Xi Jinping ha parlato per primo al meeting, e la Cina è stata lodata diverse volte per il suo impegno da Guterres stesso. Tuttavia, secondo i loro stessi dati, la Cina continuerà ad incrementare l’uso di combustibili fossili e emissioni di gas serra, e almeno fino al 2030 non comincerà a diminuire la sua impronta fossile. Quando gli è stato domandato di chiarire la sua posizione in merito a questa incongruenza, Guterres ha dato una singolare risposta: il presidente cinese, in effetti, ha annunciato che il suo paese mira a raggiungere le emissioni zero prima del 2060, ma non ha specificato quanto prima. Guterres, dunque, dialogando con il governo cinese spera di riuscire ad anticipare il più possibile quella data.

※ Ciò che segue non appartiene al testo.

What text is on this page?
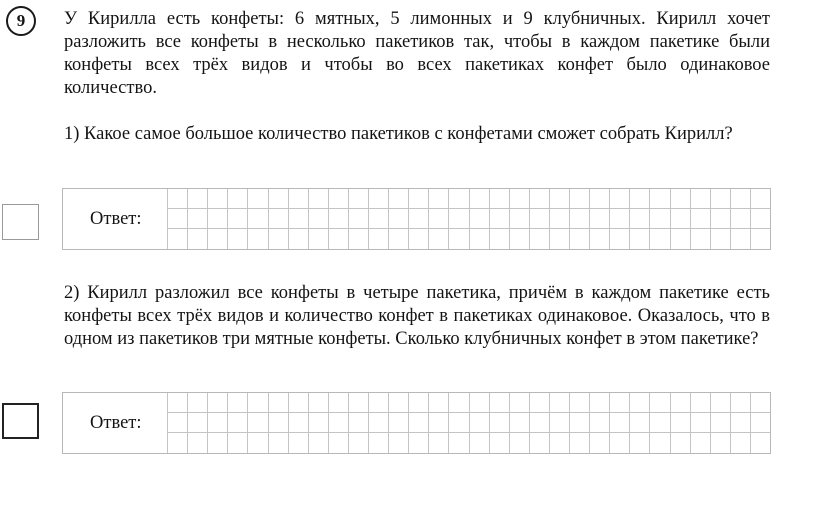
9 У Кирилла есть конфеты: 6 мятных, 5 лимонных и 9 клубничных. Кирилл хочет разложить все конфеты в несколько пакетиков так, чтобы в каждом пакетике были конфеты всех трёх видов и чтобы во всех пакетиках конфет было одинаковое количество.

1) Какое самое большое количество пакетиков с конфетами сможет собрать Кирилл?

Ответ:

2) Кирилл разложил все конфеты в четыре пакетика, причём в каждом пакетике есть конфеты всех трёх видов и количество конфет в пакетиках одинаковое. Оказалось, что в одном из пакетиков три мятные конфеты. Сколько клубничных конфет в этом пакетике?

Ответ:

Il ruolo degli Stati Uniti, del cui governo non era presente nessun delegato, una volta cambiata l’amministrazione, sarà fondamentale. Relativamente a questo, il Segretario è stato chiaro: nessuno sforzo sarà abbastanza se gli USA non si uniscono al resto della comunità globale, essendo la prima economia del mondo. Guterres si è detto positivo rispetto alle intenzioni dell’amministrazione Biden, che ha in programma di rientrare negli accordi di Parigi come prima cosa il 21 gennaio.
Insomma, gli altri Paesi hanno preparano la tavola, ma le vere decisioni si prenderanno al COP26 del 2021, quando torneranno a sedervisi anche gli USA.